組織概要

 気象庁は平成25年10月1日に「日本海海洋気象センター」を京都府舞鶴市に設立しました。
 日本海は太平洋や大西洋と比較して面積こそ小さいものの、対馬暖流と北方からの冷水の境に前線域を形成する、深層の海水が循環している、海氷が生成される等、大洋としての性格を備えており、「ミニ大洋」と呼ばれています。大洋に比べて面積が小さいために、日本海では地球温暖化による異変が大洋よりも早く起きると考えられています。このため海水温の上昇等、日本海で現在起きている現象を把握することによって、今後世界の大洋で起こるであろう地球温暖化の影響の予測に役立つと考えられています。
 日本海海洋気象センターは気象庁本庁の組織として、日本海の海面水温や対馬暖流、日本海固有水と呼ばれる深層水の変化を監視するとともに関連する海洋気象情報を発表していきます。また、気象庁が発表する海洋気象情報を改善するために数値モデルの高度化や高潮・高波等の顕著現象のメカニズム解明に向けた調査研究を行います。さらに地域のニーズを踏まえながら再生可能エネルギー利用に向けた海洋気象統計情報のとりまとめを行い、関係官庁や自治体等に提供していきます。

業務概要

業務概要

■海洋気象情報発表のため、顕著現象等に関するメカニズムの調査

  • 海洋気象データベースの作成

気象庁がより適切な沿岸防災情報を発表するために、日本海等に特徴的な潮位や波浪に関する顕著現象をデータベースにまとめ、その要因等について解析する。
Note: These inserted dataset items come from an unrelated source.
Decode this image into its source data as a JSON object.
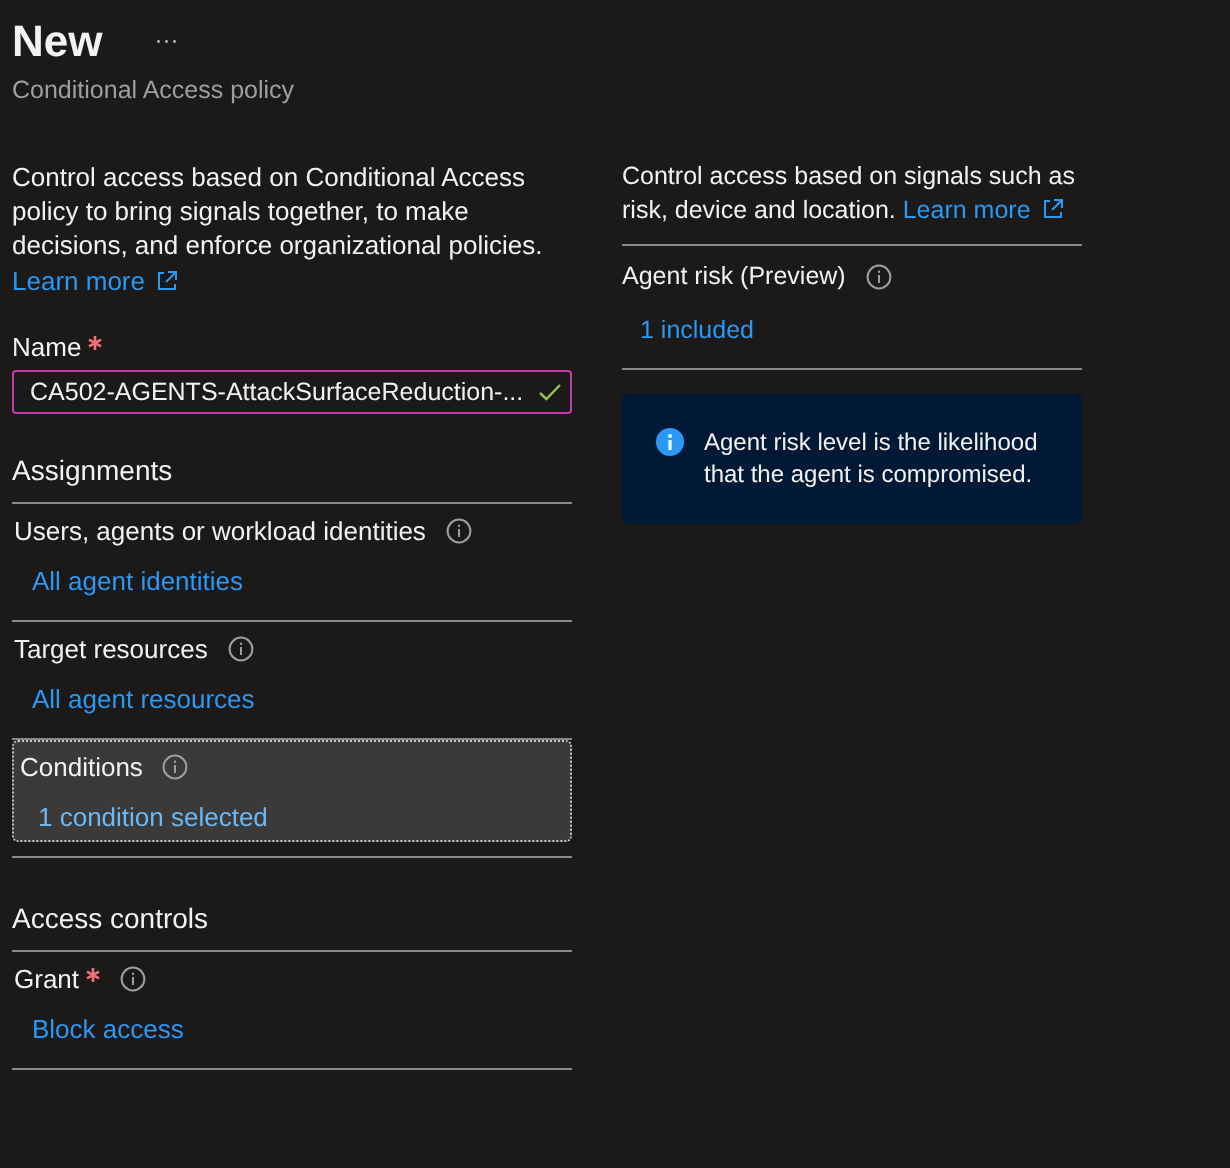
{
  "header": {
    "title": "New",
    "more": "···",
    "subtitle": "Conditional Access policy"
  },
  "left": {
    "description": "Control access based on Conditional Access policy to bring signals together, to make decisions, and enforce organizational policies.",
    "learn_more": "Learn more",
    "name_field": {
      "label": "Name",
      "required": true,
      "value": "CA502-AGENTS-AttackSurfaceReduction-...",
      "valid": true
    },
    "sections": [
      {
        "heading": "Assignments",
        "items": [
          {
            "label": "Users, agents or workload identities",
            "required": false,
            "value": "All agent identities",
            "selected": false
          },
          {
            "label": "Target resources",
            "required": false,
            "value": "All agent resources",
            "selected": false
          },
          {
            "label": "Conditions",
            "required": false,
            "value": "1 condition selected",
            "selected": true
          }
        ]
      },
      {
        "heading": "Access controls",
        "items": [
          {
            "label": "Grant",
            "required": true,
            "value": "Block access",
            "selected": false
          }
        ]
      }
    ]
  },
  "right": {
    "description": "Control access based on signals such as risk, device and location.",
    "learn_more": "Learn more",
    "item": {
      "label": "Agent risk (Preview)",
      "value": "1 included"
    },
    "info_box": "Agent risk level is the likelihood that the agent is compromised."
  }
}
■海洋気象業務に用いる予測モデル・システムの改良・高度化

  • 高潮に対する波浪効果(wave setup)評価モデルの高度化

高波が沿岸域で砕波することに伴う潮位上昇を評価し、高潮の予測精度を向上させるために気象庁海洋気象情報室で開発が進められてきたwave setupモデルの高度化を行う。

■予測モデルやシステムの検証等業務化に向けた対応

  • 次世代海況監視予測システムの特性調査

異常潮位や陸棚波等、特に沿岸域における詳細な海洋現象の再現を目的として、気象研究所が開発を進めている高精度な海況予測・解析モデルについて、現業利用に向けた事例検証を行う。

■日本海に関する海洋気象に関する調査と発表

  • 日本海の海況に関する情報発表

毎月10日、20日、末日に日本海の海面水温や対馬暖流の状況と1ヶ月先までの予測情報を発表する。